Polling is evil for several reasons, the two most important of them being
the following.

 1. From a software engineering POV: software that depends on underlying
polling has to wait for the polling period to be sure its changes have
been taken into account. When you have a system A that polls, a system B
that depends on A and also polls in another place, etc., the polling
periods compound each other, and this can introduce significant delays.

I have met a real-life example of this at Google, of all places: sending
a high-level command to a batch of servers takes several seconds,
sometimes several minutes - not because there's lot of CPU involved, or high network delays, but because Google's software stack is big, and most of its
layers perform polling at some point (processing a message queue every
second, or every few seconds, instead of getting notified when a new
message arrives), and it adds up. Most of Google's high-level commands
(start a service on a cluster of servers, change routing tables to direct
traffic somewhere else, etc.) spend a whole lot of time doing nothing.
Big scripts using high-level commands, such as automated software rollouts, sometimes take hours to complete, whereas the real work involved could be
accomplished in 10-15 minutes tops; and software designed around polling
is the main culprit.

2. At the complete opposite end of the scale, from an energy consumption
POV: you obviously will not notice that on a desktop, but on embedded
devices that are supposed to use energy sparingly (think set top boxes in
"sleep" mode, battery-powered/handheld devices, etc.), every spurious
wake-up counts. Even if, as runit does, you only wake up once every 14
seconds, it means you pull the CPU out of sleep mode - it cannot sleep
for extended periods of time.

 I have also met a real-life example of this, when I was working at
Sagemcom (a French manufacturer of embedded devices), making the base
system for an energy gateway (the thing that's supposed to collect and
report consumers' energy consumption; obviously, for such a task, it
should NOT use too much energy itself, else consumers will be angry and
have the right to be). I had spent a lot of time and energy trying to
convince the project leader that we should not use D-Bus, to no avail;
his argument was that D-Bus made communication easy with the Java part
(the proprietary application software was in Java). It was making *my*
life hell, but whatever, I could take it, I'm not a Java dev snowflake.
So I made a cool base system with no polling at all, with low-level
software reporting data to D-Bus, and shipped it to the Java people.
Later on, testing showed that the energy consumption was through the roof, and the board was brought back to us for analysis; what we discovered was
that the chosen JVM implemented its D-Bus client by actually polling its
message queue every tenth of a second.
 Yes, the thing was waking up 10 times per second. Really.
 And, obviously, none of the tweaks we made were of any help: increasing
the polling period did not cut down energy consumption quite enough, but
it did cause significant delays in the handling of D-Bus data. I don't
know what became of the project, because I left the team at that time
(my part worked, so there was no reason for me to stay there, so they
put me on another project), but so far I haven't heard of a Sagemcom
energy gateway being deployed in people's homes.

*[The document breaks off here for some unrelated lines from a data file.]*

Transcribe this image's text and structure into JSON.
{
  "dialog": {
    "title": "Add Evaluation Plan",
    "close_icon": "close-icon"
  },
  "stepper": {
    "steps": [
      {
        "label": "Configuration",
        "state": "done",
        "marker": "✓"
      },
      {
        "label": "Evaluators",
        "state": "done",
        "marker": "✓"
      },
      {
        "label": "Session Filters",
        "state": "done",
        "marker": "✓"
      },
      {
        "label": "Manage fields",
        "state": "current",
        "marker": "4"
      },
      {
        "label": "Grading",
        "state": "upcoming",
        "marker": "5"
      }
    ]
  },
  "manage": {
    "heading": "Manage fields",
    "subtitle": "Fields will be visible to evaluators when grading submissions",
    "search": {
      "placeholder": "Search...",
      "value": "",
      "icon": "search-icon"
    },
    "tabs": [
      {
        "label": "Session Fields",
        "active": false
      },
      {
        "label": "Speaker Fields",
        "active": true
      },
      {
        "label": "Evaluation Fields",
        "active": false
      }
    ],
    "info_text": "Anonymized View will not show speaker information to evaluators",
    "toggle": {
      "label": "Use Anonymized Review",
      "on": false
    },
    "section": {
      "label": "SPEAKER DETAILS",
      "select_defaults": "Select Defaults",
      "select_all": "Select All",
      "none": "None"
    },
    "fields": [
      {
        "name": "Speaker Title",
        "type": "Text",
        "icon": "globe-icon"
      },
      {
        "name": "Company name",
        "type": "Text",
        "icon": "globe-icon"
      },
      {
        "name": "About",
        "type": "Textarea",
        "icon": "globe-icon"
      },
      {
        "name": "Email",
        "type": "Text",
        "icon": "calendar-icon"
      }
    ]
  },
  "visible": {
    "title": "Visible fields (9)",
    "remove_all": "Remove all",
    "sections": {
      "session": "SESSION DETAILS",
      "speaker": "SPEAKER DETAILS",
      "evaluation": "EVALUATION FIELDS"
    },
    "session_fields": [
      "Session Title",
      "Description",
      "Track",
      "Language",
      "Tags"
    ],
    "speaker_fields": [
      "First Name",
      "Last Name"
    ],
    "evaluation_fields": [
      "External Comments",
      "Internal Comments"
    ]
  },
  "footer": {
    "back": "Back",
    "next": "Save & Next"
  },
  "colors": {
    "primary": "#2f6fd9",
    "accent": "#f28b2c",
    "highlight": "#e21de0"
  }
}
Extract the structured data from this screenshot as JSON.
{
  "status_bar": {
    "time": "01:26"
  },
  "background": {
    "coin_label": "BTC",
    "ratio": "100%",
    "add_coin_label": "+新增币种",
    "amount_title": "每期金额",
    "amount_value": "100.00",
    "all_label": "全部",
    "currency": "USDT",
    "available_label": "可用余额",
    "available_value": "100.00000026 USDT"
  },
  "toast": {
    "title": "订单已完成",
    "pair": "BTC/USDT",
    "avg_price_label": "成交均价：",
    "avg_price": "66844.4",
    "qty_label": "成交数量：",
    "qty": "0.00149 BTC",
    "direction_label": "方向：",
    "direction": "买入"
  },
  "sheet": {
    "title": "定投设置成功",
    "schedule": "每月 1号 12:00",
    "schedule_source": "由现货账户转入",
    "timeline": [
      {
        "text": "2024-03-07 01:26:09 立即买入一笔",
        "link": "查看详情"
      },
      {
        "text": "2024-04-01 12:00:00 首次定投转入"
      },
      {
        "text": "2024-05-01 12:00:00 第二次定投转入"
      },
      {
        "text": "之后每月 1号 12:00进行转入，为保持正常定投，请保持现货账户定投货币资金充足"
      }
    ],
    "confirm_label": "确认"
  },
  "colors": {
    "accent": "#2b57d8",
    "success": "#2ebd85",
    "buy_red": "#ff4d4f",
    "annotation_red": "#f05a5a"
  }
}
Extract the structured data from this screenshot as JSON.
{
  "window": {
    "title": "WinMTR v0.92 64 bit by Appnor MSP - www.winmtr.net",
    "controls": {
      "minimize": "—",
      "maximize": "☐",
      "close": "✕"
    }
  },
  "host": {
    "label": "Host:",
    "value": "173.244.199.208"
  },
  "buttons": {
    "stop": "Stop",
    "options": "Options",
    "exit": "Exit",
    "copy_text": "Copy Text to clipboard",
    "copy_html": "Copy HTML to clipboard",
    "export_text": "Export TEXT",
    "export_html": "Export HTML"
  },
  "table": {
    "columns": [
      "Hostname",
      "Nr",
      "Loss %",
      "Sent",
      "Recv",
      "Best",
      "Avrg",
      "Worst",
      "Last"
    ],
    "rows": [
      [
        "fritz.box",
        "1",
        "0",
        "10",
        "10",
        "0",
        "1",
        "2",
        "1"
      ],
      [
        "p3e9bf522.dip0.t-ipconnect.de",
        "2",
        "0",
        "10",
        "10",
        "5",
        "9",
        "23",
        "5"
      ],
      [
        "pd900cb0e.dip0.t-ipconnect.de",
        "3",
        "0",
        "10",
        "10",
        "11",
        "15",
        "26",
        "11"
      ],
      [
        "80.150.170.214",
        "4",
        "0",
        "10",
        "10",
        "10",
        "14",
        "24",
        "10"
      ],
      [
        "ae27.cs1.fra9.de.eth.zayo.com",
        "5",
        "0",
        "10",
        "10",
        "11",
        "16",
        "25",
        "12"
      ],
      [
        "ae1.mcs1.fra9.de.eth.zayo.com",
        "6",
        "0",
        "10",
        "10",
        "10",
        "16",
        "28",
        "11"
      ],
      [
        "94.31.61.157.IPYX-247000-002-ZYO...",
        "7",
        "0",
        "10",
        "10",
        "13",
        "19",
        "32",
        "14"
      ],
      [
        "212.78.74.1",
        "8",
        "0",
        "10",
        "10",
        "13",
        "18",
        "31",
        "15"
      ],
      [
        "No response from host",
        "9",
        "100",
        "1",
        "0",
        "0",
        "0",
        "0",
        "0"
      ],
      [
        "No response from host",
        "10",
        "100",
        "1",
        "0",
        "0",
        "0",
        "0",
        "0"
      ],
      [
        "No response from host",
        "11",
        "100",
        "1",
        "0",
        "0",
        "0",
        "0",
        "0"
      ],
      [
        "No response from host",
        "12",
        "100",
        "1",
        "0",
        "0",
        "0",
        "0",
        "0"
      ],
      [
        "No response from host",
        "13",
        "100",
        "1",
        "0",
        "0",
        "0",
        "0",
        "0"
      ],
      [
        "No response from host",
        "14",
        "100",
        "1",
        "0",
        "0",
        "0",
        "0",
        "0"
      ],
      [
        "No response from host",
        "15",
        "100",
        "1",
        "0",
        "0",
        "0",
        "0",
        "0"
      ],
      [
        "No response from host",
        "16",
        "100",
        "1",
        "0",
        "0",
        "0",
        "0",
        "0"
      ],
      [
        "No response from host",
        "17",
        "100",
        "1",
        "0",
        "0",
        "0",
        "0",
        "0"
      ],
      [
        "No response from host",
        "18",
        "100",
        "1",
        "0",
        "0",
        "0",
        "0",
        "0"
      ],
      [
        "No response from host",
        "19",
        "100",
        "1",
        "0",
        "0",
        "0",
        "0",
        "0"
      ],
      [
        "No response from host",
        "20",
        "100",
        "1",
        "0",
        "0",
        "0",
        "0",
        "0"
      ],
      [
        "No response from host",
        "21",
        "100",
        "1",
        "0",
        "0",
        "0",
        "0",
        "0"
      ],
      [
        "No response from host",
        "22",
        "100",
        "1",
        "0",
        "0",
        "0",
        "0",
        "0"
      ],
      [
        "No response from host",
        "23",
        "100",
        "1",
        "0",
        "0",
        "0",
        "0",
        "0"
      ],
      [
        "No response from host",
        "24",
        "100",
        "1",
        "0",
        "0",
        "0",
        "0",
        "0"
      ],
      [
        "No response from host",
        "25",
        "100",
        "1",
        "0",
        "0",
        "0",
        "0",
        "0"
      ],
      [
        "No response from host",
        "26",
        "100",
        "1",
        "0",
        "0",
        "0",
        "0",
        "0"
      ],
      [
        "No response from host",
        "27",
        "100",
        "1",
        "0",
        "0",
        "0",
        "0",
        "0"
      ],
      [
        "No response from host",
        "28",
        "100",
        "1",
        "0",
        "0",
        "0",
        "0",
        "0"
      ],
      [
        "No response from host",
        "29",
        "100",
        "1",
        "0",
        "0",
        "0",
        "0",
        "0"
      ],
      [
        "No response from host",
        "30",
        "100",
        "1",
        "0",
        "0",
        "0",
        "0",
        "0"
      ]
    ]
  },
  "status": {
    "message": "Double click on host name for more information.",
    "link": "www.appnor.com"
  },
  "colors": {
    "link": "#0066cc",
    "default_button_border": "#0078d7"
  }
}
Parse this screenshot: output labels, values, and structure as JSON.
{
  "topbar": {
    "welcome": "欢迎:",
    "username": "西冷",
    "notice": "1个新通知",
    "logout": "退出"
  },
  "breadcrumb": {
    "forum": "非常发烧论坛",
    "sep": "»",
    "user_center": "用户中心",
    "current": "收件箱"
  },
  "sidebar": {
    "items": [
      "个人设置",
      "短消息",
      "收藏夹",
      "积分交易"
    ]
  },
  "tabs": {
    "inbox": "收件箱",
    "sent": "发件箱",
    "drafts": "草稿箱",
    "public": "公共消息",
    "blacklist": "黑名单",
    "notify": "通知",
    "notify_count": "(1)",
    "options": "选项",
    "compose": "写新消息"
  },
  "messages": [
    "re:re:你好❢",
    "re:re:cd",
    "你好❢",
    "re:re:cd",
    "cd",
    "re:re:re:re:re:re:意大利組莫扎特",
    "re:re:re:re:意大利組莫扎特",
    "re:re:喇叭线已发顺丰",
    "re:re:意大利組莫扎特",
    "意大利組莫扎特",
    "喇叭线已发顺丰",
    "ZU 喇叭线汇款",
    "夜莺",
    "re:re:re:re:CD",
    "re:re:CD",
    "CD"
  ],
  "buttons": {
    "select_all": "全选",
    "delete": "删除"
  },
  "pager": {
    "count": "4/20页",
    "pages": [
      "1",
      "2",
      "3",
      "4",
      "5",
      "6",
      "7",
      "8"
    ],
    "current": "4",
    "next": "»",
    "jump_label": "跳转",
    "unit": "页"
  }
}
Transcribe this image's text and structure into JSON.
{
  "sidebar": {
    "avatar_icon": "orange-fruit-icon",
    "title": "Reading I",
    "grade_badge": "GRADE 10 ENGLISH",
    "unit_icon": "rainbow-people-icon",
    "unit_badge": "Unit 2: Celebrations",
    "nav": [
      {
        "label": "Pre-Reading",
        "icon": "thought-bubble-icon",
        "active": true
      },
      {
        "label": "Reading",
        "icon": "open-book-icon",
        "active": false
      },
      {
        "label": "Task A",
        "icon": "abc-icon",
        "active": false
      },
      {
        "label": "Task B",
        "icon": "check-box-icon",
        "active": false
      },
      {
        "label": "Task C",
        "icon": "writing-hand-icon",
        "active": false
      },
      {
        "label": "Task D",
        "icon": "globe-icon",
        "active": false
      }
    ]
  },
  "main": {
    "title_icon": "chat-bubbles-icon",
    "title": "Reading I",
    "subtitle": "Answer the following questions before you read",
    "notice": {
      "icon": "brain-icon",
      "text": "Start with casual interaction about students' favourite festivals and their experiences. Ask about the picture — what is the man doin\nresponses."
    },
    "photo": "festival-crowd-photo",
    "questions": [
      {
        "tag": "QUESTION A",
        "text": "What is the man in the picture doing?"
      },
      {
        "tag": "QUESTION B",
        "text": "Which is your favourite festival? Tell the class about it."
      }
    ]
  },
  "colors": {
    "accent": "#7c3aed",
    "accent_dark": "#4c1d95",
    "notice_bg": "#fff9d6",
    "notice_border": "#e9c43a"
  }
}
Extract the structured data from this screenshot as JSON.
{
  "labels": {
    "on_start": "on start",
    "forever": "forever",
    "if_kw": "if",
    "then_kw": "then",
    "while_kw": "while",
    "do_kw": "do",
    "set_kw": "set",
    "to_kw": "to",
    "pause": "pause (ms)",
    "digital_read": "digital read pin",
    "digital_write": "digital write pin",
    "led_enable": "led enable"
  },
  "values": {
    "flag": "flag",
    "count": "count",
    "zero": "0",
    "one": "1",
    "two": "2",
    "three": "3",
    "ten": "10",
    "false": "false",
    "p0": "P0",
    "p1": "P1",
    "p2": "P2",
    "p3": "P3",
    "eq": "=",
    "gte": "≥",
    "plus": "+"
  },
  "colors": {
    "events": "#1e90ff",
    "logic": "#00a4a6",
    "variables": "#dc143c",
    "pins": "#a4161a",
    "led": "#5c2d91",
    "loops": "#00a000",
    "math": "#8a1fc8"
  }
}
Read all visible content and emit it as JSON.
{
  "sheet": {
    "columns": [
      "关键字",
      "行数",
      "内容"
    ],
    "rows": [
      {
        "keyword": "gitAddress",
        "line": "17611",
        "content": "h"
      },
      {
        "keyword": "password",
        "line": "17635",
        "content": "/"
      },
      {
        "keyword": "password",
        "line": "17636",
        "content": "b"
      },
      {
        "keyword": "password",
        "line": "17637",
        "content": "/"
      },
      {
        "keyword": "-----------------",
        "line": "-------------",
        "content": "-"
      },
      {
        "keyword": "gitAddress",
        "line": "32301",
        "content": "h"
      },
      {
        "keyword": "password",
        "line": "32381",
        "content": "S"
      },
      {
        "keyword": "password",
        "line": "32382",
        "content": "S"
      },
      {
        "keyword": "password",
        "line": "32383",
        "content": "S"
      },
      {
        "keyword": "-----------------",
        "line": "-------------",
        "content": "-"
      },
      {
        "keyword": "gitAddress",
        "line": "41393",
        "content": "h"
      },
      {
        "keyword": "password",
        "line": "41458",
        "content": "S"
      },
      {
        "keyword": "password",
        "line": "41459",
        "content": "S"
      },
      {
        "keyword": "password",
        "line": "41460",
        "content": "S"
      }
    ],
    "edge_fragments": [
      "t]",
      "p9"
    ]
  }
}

When you're an init system, i.e. the lowest possible level for user-space software, and you *already* introduce polling, well, it doesn't bode well for the rest of your software stack. Your energy-saving device is already
screwed, and automation that relies on runsvdir picking up a new service
is already eating an average 7 second delay. As a desktop user, you
obviously don't care; as a software architect, this makes me shake my head.
Even systemd does better on that point.